La journaliste indépendante, Siam Spencer, a publié La Laverie (1). Un livre choc, fruit d’une année passée au cœur des Moulins, quartier populaire de Nice, où se situe le point de deal le plus lucratif des Alpes-Maritimes.
Lorsque Siam Spencer, 26 ans, pose ses valises à Nice en 2023, c’est avant tout pour saisir une opportunité professionnelle. Journaliste indépendante, sans moyens ni dossier solide pour décrocher un appartement en centre-ville, elle trouve un logement en colocation aux Moulins, l’une des cités les plus sensibles de la ville. Elle n’imagine pas alors que ce décor deviendrait le théâtre de son premier livre. Son appartement a une particularité : il est situé proche d’un point de deal surnommé « La Laverie ». Rapidement, le quotidien s’impose à elle : odeurs de cannabis, bruits de tirs, sans oublier bien sûr, les cris des guetteurs qui résonnent sous ses fenêtres pour prévenir de l’arrivée de la police : « Le « ça passe » est un système d’alerte vieux comme le monde. Ici, ce cri d’alerte veut dire : « Cachez-vous et cachez la drogue ». Les « ça passe », c’est tous les jours de la semaine, de 10 h à 22 h, parfois plus tôt, parfois plus tard. Pas de repos pour qui scrute les rues du quartier », raconte-t-elle.

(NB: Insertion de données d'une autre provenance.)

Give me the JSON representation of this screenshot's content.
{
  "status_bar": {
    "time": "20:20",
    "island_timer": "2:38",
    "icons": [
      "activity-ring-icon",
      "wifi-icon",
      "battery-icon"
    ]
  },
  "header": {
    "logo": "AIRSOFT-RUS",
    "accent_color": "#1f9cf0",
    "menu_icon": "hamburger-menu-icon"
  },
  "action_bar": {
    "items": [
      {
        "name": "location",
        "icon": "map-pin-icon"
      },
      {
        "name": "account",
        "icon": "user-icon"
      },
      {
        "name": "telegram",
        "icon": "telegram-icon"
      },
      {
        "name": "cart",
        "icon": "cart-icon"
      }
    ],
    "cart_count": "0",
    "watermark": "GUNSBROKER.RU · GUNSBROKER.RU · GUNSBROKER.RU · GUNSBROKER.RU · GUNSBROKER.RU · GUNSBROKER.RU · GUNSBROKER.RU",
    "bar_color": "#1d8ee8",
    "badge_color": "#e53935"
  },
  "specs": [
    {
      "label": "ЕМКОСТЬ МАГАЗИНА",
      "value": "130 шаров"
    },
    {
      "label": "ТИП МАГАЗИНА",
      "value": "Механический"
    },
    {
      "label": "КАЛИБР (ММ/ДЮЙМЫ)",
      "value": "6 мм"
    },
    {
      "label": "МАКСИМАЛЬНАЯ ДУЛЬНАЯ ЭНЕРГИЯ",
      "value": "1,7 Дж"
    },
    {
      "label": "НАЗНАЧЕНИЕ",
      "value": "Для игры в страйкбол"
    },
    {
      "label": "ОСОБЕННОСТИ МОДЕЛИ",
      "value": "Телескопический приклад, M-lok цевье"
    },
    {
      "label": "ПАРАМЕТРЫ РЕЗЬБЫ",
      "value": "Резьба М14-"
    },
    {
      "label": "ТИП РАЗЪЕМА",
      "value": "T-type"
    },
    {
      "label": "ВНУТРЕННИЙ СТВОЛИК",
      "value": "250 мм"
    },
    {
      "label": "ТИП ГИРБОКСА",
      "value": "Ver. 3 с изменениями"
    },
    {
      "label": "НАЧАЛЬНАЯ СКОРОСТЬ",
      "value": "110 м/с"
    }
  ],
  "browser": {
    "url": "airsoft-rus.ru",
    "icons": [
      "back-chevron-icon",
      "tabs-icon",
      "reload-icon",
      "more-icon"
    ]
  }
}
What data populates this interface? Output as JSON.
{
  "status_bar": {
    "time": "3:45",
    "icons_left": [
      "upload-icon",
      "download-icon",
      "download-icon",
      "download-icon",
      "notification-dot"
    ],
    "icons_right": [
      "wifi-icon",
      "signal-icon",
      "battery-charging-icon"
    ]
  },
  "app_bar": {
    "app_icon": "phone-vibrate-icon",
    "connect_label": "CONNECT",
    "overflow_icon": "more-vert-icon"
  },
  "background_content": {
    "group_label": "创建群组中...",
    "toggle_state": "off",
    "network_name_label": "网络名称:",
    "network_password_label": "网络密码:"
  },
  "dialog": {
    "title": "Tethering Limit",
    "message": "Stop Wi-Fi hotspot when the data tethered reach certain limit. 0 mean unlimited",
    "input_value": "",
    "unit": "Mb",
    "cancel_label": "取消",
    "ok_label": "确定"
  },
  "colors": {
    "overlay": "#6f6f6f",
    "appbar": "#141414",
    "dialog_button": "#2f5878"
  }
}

Communauté tchétchène et tunisienne
De simple locataire, elle devient alors enquêtrice, et décrit dans son livre les dessous de ce point de deal qui selon les forces de l’ordre et le préfet des Alpes-Maritimes, générerait à lui seul « entre 15 000 et 20 000 euros par jour, soit entre 450 000 et 600 000 euros par mois, rappelle la journaliste. De quoi attirer l’attention de clans de narcotrafiquants locaux, qui se battent régulièrement à coups de Kalachnikov pour prendre le contrôle du point de vente. »Si à Marseille, des clans comme Yoda ou la DZ Mafia contrôlent des territoires bien définis, à Nice, dans le quartier des Moulins, la situation est manifestement plus mouvante : les têtes des points de deal changent fréquemment. « L’un des derniers clans à avoir tenu La Laverie était dirigé par un homme appartenant à la communauté tchétchène. Celui-ci menait la danse depuis l’Italie, où il a été interpellé en novembre 2023, après un an d’enquête de la police judiciaire », rappelle Siam Spencer tout en précisant qu’un réseau tunisien est également très actif sur ce point de deal. Dans son livre, la journaliste révèle également les rémunérations que touchent les acteurs de ce trafic qui varient selon le rôle, l’expérience et les risques encourus. Un guetteur gagnerait ainsi environ 80 € par jour, un charbonneur (2) autour de 150 €, un ravitailleur 200 €, et un approvisionneur-gérant jusqu’à 400 €. Quant au recrutement il se fait localement, mais aussi de plus en plus via les réseaux sociaux, où circulent de vraies annonces. Parmi les guetteurs, nombreux sont d’ailleurs des mineurs non accompagnés (MNA), recrutés dans des situations de grande fragilité et qui ne mesurent pas les risques encourus. Au-delà d’un portrait de la délinquance, Siam Spencer raconte également la violence sociale – logements délabrés, absence d’eau chaude, ascenseurs en panne, nuisibles dans les logements – dont souffrent quotidiennement les habitants de ce quartier.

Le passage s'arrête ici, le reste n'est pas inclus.